Le djihadiste Abou Zeïd a-t-il été tué ?

Le président du Tchad, Idriss Déby, vient d’annoncer que les troupes tchadiennes avaient abattu celui qui est l’un des chefs les plus craints d’Al-Qaïda au Maghreb islamique (Aqmi).

Jeudi 28 février, la chaîne de télévision algérienne Ennahar rapportait que c’étaient les forces françaises intervenant au Mali qui auraient tué Abdelhamid Abou Zeid. D’après la même source, 40 combattants islamistes, dont Abou Zeid, ont été tués il y a trois jours par les forces françaises dans les contreforts du massif de l’Adrar, près de la frontière algérienne.

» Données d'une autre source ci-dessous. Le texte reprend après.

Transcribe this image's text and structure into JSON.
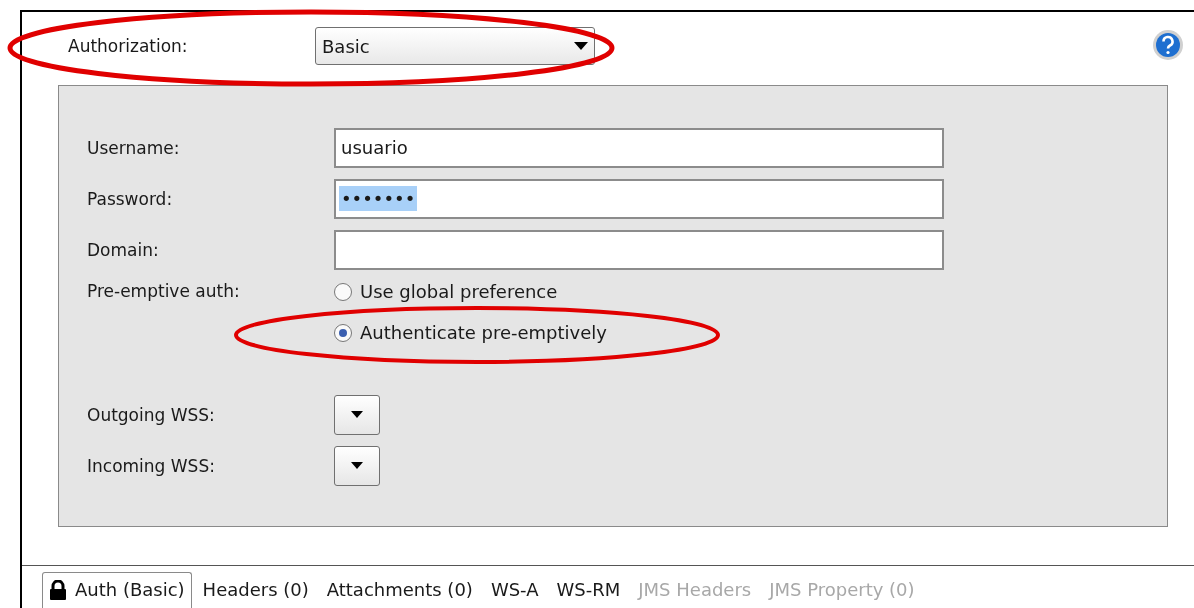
{
  "authorization": {
    "label": "Authorization:",
    "value": "Basic",
    "highlighted": true
  },
  "fields": [
    {
      "label": "Username:",
      "value": "usuario"
    },
    {
      "label": "Password:",
      "value": "•••••••",
      "selected_text": true
    },
    {
      "label": "Domain:"
    }
  ],
  "preemptive": {
    "label": "Pre-emptive auth:",
    "options": [
      {
        "label": "Use global preference",
        "selected": false
      },
      {
        "label": "Authenticate pre-emptively",
        "selected": true,
        "highlighted": true
      }
    ]
  },
  "wss": [
    {
      "label": "Outgoing WSS:"
    },
    {
      "label": "Incoming WSS:"
    }
  ],
  "tabs": [
    {
      "label": "Auth (Basic)",
      "selected": true,
      "disabled": false,
      "kind": "lock"
    },
    {
      "label": "Headers (0)",
      "selected": false,
      "disabled": false,
      "kind": "plain"
    },
    {
      "label": "Attachments (0)",
      "selected": false,
      "disabled": false,
      "kind": "plain"
    },
    {
      "label": "WS-A",
      "selected": false,
      "disabled": false,
      "kind": "plain"
    },
    {
      "label": "WS-RM",
      "selected": false,
      "disabled": false,
      "kind": "plain"
    },
    {
      "label": "JMS Headers",
      "selected": false,
      "disabled": true,
      "kind": "plain"
    },
    {
      "label": "JMS Property (0)",
      "selected": false,
      "disabled": true,
      "kind": "plain"
    }
  ]
}
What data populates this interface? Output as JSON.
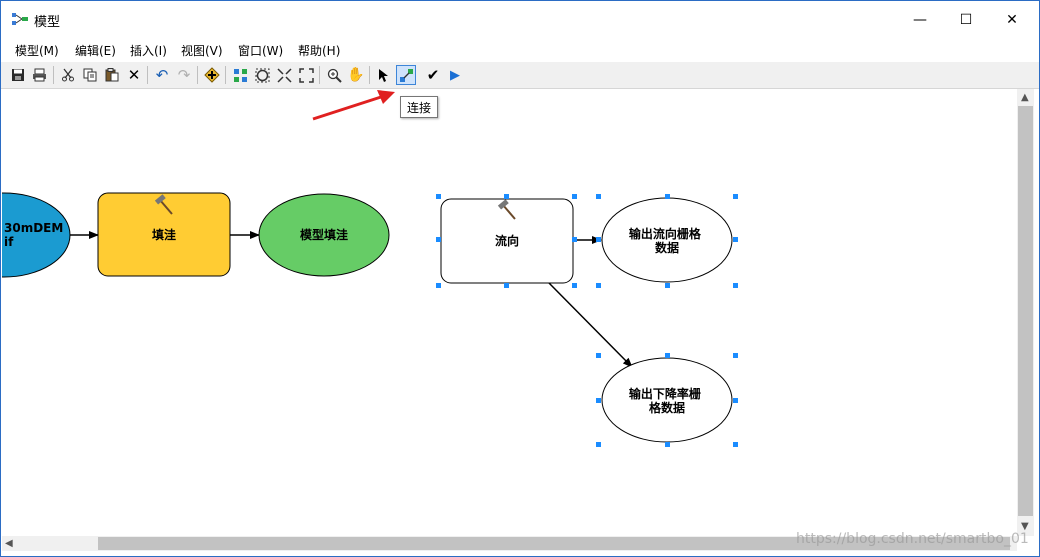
{
  "window": {
    "title": "模型",
    "minimize_glyph": "—",
    "maximize_glyph": "☐",
    "close_glyph": "✕"
  },
  "menu": [
    "模型(M)",
    "编辑(E)",
    "插入(I)",
    "视图(V)",
    "窗口(W)",
    "帮助(H)"
  ],
  "toolbar": {
    "icons": [
      "save-icon",
      "print-icon",
      "cut-icon",
      "copy-icon",
      "paste-icon",
      "delete-icon",
      "undo-icon",
      "redo-icon",
      "add-data-icon",
      "auto-layout-icon",
      "full-extent-icon",
      "fixed-zoom-in-icon",
      "fixed-zoom-out-icon",
      "zoom-in-icon",
      "pan-icon",
      "select-icon",
      "connect-icon",
      "validate-icon",
      "run-icon"
    ],
    "active": "connect-icon"
  },
  "tooltip": "连接",
  "diagram": {
    "input_node": "30mDEM\nif",
    "tool_fill": "填洼",
    "output_fill": "模型填洼",
    "tool_flowdir": "流向",
    "output_flowdir": "输出流向栅格\n数据",
    "output_drop": "输出下降率栅\n格数据"
  },
  "colors": {
    "input_blue": "#1b9bd1",
    "tool_yellow": "#ffcc33",
    "output_green": "#66cc66",
    "selection": "#1a8cff",
    "annotation_red": "#e02020"
  },
  "watermark": "https://blog.csdn.net/smartbo_01"
}
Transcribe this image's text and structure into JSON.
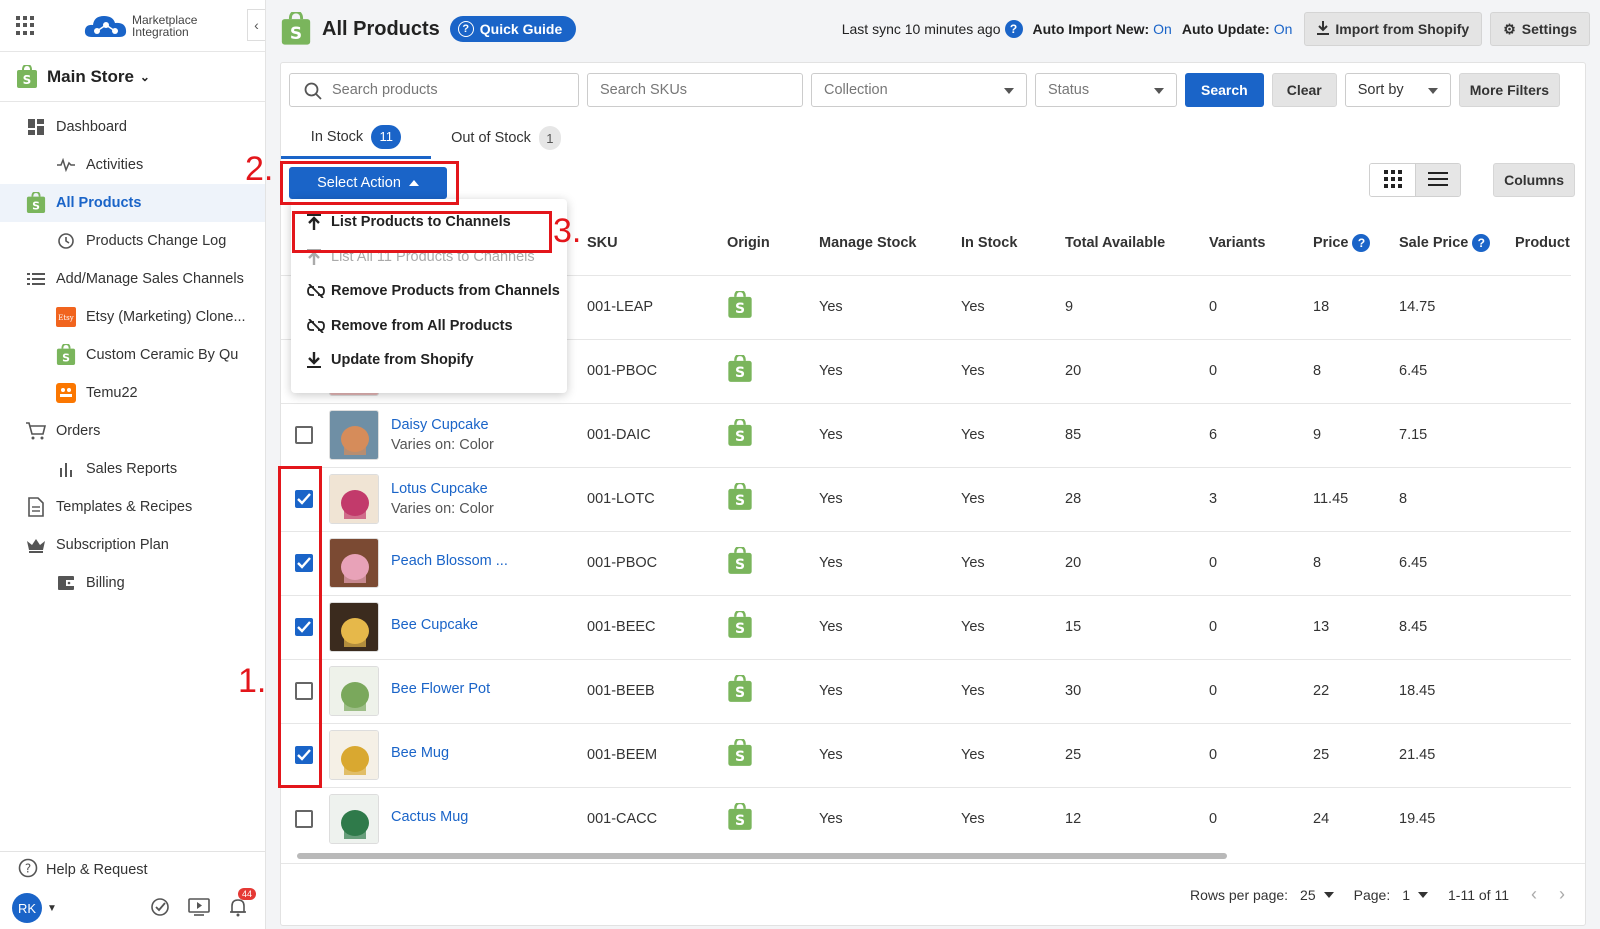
{
  "app": {
    "logo_text_1": "Marketplace",
    "logo_text_2": "Integration"
  },
  "store": {
    "name": "Main Store"
  },
  "sidebar": {
    "items": [
      {
        "label": "Dashboard"
      },
      {
        "label": "Activities"
      },
      {
        "label": "All Products"
      },
      {
        "label": "Products Change Log"
      },
      {
        "label": "Add/Manage Sales Channels"
      },
      {
        "label": "Etsy (Marketing) Clone..."
      },
      {
        "label": "Custom Ceramic By Qu"
      },
      {
        "label": "Temu22"
      },
      {
        "label": "Orders"
      },
      {
        "label": "Sales Reports"
      },
      {
        "label": "Templates & Recipes"
      },
      {
        "label": "Subscription Plan"
      },
      {
        "label": "Billing"
      }
    ],
    "help": "Help & Request",
    "avatar": "RK",
    "notifications": "44"
  },
  "header": {
    "title": "All Products",
    "quick_guide": "Quick Guide",
    "last_sync": "Last sync 10 minutes ago",
    "auto_import_label": "Auto Import New:",
    "auto_import_value": "On",
    "auto_update_label": "Auto Update:",
    "auto_update_value": "On",
    "import_btn": "Import from Shopify",
    "settings_btn": "Settings"
  },
  "filters": {
    "search_products": "Search products",
    "search_skus": "Search SKUs",
    "collection": "Collection",
    "status": "Status",
    "search_btn": "Search",
    "clear_btn": "Clear",
    "sort_by": "Sort by",
    "more_filters": "More Filters"
  },
  "tabs": [
    {
      "label": "In Stock",
      "count": "11"
    },
    {
      "label": "Out of Stock",
      "count": "1"
    }
  ],
  "actions": {
    "select_action": "Select Action",
    "columns": "Columns",
    "menu": [
      {
        "label": "List Products to Channels"
      },
      {
        "label": "List All 11 Products to Channels"
      },
      {
        "label": "Remove Products from Channels"
      },
      {
        "label": "Remove from All Products"
      },
      {
        "label": "Update from Shopify"
      }
    ]
  },
  "table": {
    "headers": {
      "sku": "SKU",
      "origin": "Origin",
      "manage_stock": "Manage Stock",
      "in_stock": "In Stock",
      "total_available": "Total Available",
      "variants": "Variants",
      "price": "Price",
      "sale_price": "Sale Price",
      "product": "Product"
    },
    "rows": [
      {
        "name": "",
        "variant": "",
        "sku": "001-LEAP",
        "manage": "Yes",
        "instock": "Yes",
        "total": "9",
        "variants": "0",
        "price": "18",
        "sale": "14.75",
        "checked": false
      },
      {
        "name": "",
        "variant": "",
        "sku": "001-PBOC",
        "manage": "Yes",
        "instock": "Yes",
        "total": "20",
        "variants": "0",
        "price": "8",
        "sale": "6.45",
        "checked": false
      },
      {
        "name": "Daisy Cupcake",
        "variant": "Varies on: Color",
        "sku": "001-DAIC",
        "manage": "Yes",
        "instock": "Yes",
        "total": "85",
        "variants": "6",
        "price": "9",
        "sale": "7.15",
        "checked": false
      },
      {
        "name": "Lotus Cupcake",
        "variant": "Varies on: Color",
        "sku": "001-LOTC",
        "manage": "Yes",
        "instock": "Yes",
        "total": "28",
        "variants": "3",
        "price": "11.45",
        "sale": "8",
        "checked": true
      },
      {
        "name": "Peach Blossom ...",
        "variant": "",
        "sku": "001-PBOC",
        "manage": "Yes",
        "instock": "Yes",
        "total": "20",
        "variants": "0",
        "price": "8",
        "sale": "6.45",
        "checked": true
      },
      {
        "name": "Bee Cupcake",
        "variant": "",
        "sku": "001-BEEC",
        "manage": "Yes",
        "instock": "Yes",
        "total": "15",
        "variants": "0",
        "price": "13",
        "sale": "8.45",
        "checked": true
      },
      {
        "name": "Bee Flower Pot",
        "variant": "",
        "sku": "001-BEEB",
        "manage": "Yes",
        "instock": "Yes",
        "total": "30",
        "variants": "0",
        "price": "22",
        "sale": "18.45",
        "checked": false
      },
      {
        "name": "Bee Mug",
        "variant": "",
        "sku": "001-BEEM",
        "manage": "Yes",
        "instock": "Yes",
        "total": "25",
        "variants": "0",
        "price": "25",
        "sale": "21.45",
        "checked": true
      },
      {
        "name": "Cactus Mug",
        "variant": "",
        "sku": "001-CACC",
        "manage": "Yes",
        "instock": "Yes",
        "total": "12",
        "variants": "0",
        "price": "24",
        "sale": "19.45",
        "checked": false
      }
    ]
  },
  "pagination": {
    "rows_label": "Rows per page:",
    "rows_value": "25",
    "page_label": "Page:",
    "page_value": "1",
    "range": "1-11 of 11"
  },
  "annotations": {
    "a1": "1.",
    "a2": "2.",
    "a3": "3."
  },
  "colors": {
    "accent": "#1a64c8",
    "annotation": "#e3161b",
    "shopify": "#7ab55c"
  }
}
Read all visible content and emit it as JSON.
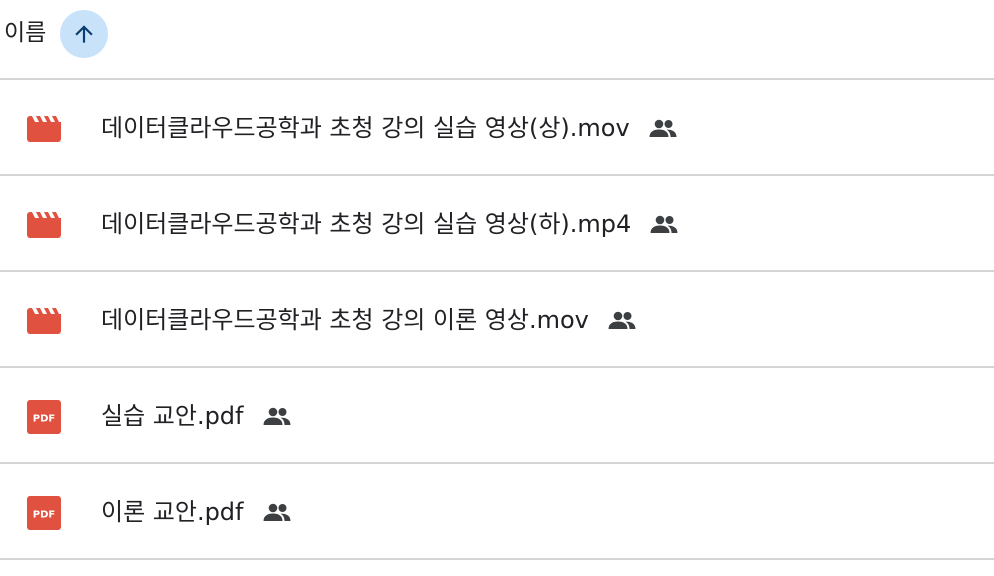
{
  "header": {
    "column_label": "이름",
    "sort_icon": "arrow-upward-icon",
    "sort_direction": "ascending"
  },
  "colors": {
    "video_icon": "#e0513f",
    "pdf_icon": "#e0513f",
    "sort_button_bg": "#c7e2f9",
    "sort_arrow": "#0b3d6e",
    "divider": "#d4d4d4",
    "shared_icon": "#3c4043"
  },
  "files": [
    {
      "name": "데이터클라우드공학과 초청 강의 실습 영상(상).mov",
      "type_icon": "video-icon",
      "shared_icon": "people-icon"
    },
    {
      "name": "데이터클라우드공학과 초청 강의 실습 영상(하).mp4",
      "type_icon": "video-icon",
      "shared_icon": "people-icon"
    },
    {
      "name": "데이터클라우드공학과 초청 강의 이론 영상.mov",
      "type_icon": "video-icon",
      "shared_icon": "people-icon"
    },
    {
      "name": "실습 교안.pdf",
      "type_icon": "pdf-icon",
      "pdf_label": "PDF",
      "shared_icon": "people-icon"
    },
    {
      "name": "이론 교안.pdf",
      "type_icon": "pdf-icon",
      "pdf_label": "PDF",
      "shared_icon": "people-icon"
    }
  ]
}
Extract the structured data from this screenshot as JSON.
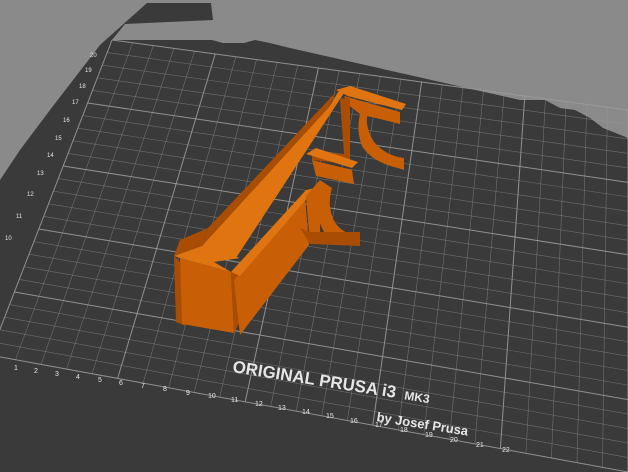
{
  "viewport": {
    "background": "#8a8a8a"
  },
  "bed": {
    "surface_color": "#3a3a3a",
    "grid_color": "#9a9a9a",
    "label_color": "#e6e6e6",
    "branding_line1": "ORIGINAL PRUSA i3",
    "branding_model": "MK3",
    "branding_line2": "by Josef Prusa",
    "left_axis_labels": [
      "10",
      "11",
      "12",
      "13",
      "14",
      "15",
      "16",
      "17",
      "18",
      "19",
      "20"
    ],
    "bottom_axis_labels": [
      "1",
      "2",
      "3",
      "4",
      "5",
      "6",
      "7",
      "8",
      "9",
      "10",
      "11",
      "12",
      "13",
      "14",
      "15",
      "16",
      "17",
      "18",
      "19",
      "20",
      "21",
      "22"
    ]
  },
  "model": {
    "name": "",
    "color_top": "#e07410",
    "color_front": "#c85f06",
    "color_side": "#a84d03"
  }
}
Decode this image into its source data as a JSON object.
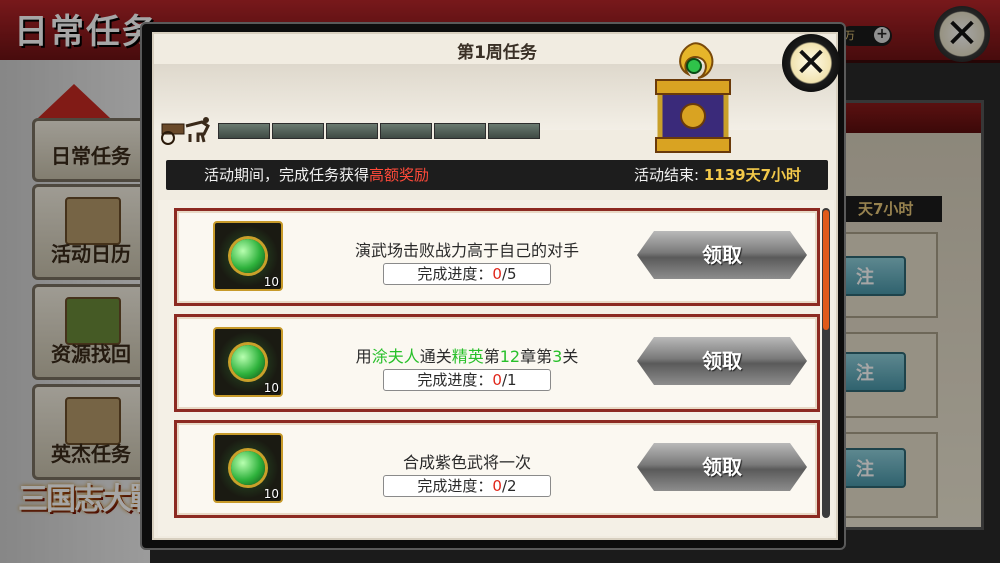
{
  "background": {
    "title": "日常任务",
    "currency_label": "万",
    "sidebar_items": [
      {
        "label": "日常任务"
      },
      {
        "label": "活动日历"
      },
      {
        "label": "资源找回"
      },
      {
        "label": "英杰任务"
      }
    ],
    "logo_text": "三国志大戰",
    "right_end_time": "天7小时",
    "right_button_label": "注"
  },
  "modal": {
    "title": "第1周任务",
    "weekly_progress": {
      "completed_segments": 0,
      "total_segments": 6
    },
    "info": {
      "period_text": "活动期间，完成任务获得",
      "reward_highlight": "高额奖励",
      "end_label": "活动结束:",
      "end_value": "1139天7小时"
    },
    "tasks": [
      {
        "desc_parts": [
          "演武场击败战力高于自己的对手"
        ],
        "icon": "jade-orb-icon",
        "item_count": "10",
        "progress_label": "完成进度：",
        "progress_current": "0",
        "progress_total": "/5",
        "button_label": "领取"
      },
      {
        "desc_prefix": "用",
        "desc_g1": "涂夫人",
        "desc_mid1": "通关",
        "desc_g2": "精英",
        "desc_mid2": "第",
        "desc_g3": "12",
        "desc_mid3": "章第",
        "desc_g4": "3",
        "desc_suffix": "关",
        "icon": "jade-orb-icon",
        "item_count": "10",
        "progress_label": "完成进度：",
        "progress_current": "0",
        "progress_total": "/1",
        "button_label": "领取"
      },
      {
        "desc_parts": [
          "合成紫色武将一次"
        ],
        "icon": "jade-orb-icon",
        "item_count": "10",
        "progress_label": "完成进度：",
        "progress_current": "0",
        "progress_total": "/2",
        "button_label": "领取"
      }
    ]
  },
  "colors": {
    "accent_red": "#8c2a22",
    "highlight_red": "#ff4a3a",
    "highlight_green": "#28c02a",
    "gold": "#f3c94a"
  }
}
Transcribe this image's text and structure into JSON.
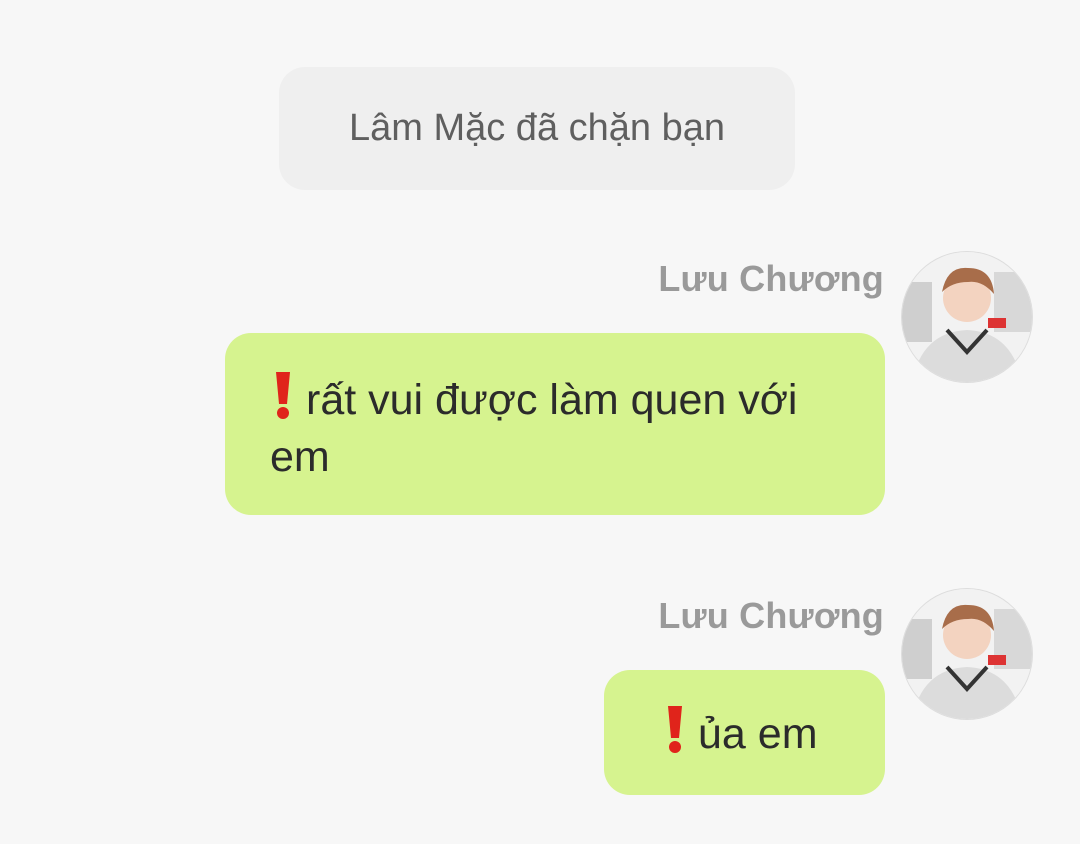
{
  "system_notice": "Lâm Mặc đã chặn bạn",
  "messages": [
    {
      "sender": "Lưu Chương",
      "text": "rất vui được làm quen với em",
      "status_icon": "red-exclamation-icon",
      "avatar": "user-avatar-photo"
    },
    {
      "sender": "Lưu Chương",
      "text": "ủa em",
      "status_icon": "red-exclamation-icon",
      "avatar": "user-avatar-photo"
    }
  ],
  "colors": {
    "background": "#f7f7f7",
    "bubble": "#d6f38f",
    "notice_bg": "#efefef",
    "alert": "#e0241b"
  }
}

Informations « très crédibles »

Selon un responsable américain, les informations sur la mort d’Abou Zeid sont « très crédibles ». « Si cela est vrai, ce serait un coup important porté à Aqmi », a déclaré ce responsable sous le couvert de l’anonymat.

D’autre part, un  responsable militaire français, a confirmé qu’une quarantaine d’islamistes avaient été tués lors de violents affrontements dans la région du massif de Tigharghar sur la semaine écoulée. Dix sites logistiques et de fabrication d’explosifs ont été détruits dans l’opération, ainsi que 16 véhicules, précise-t-il.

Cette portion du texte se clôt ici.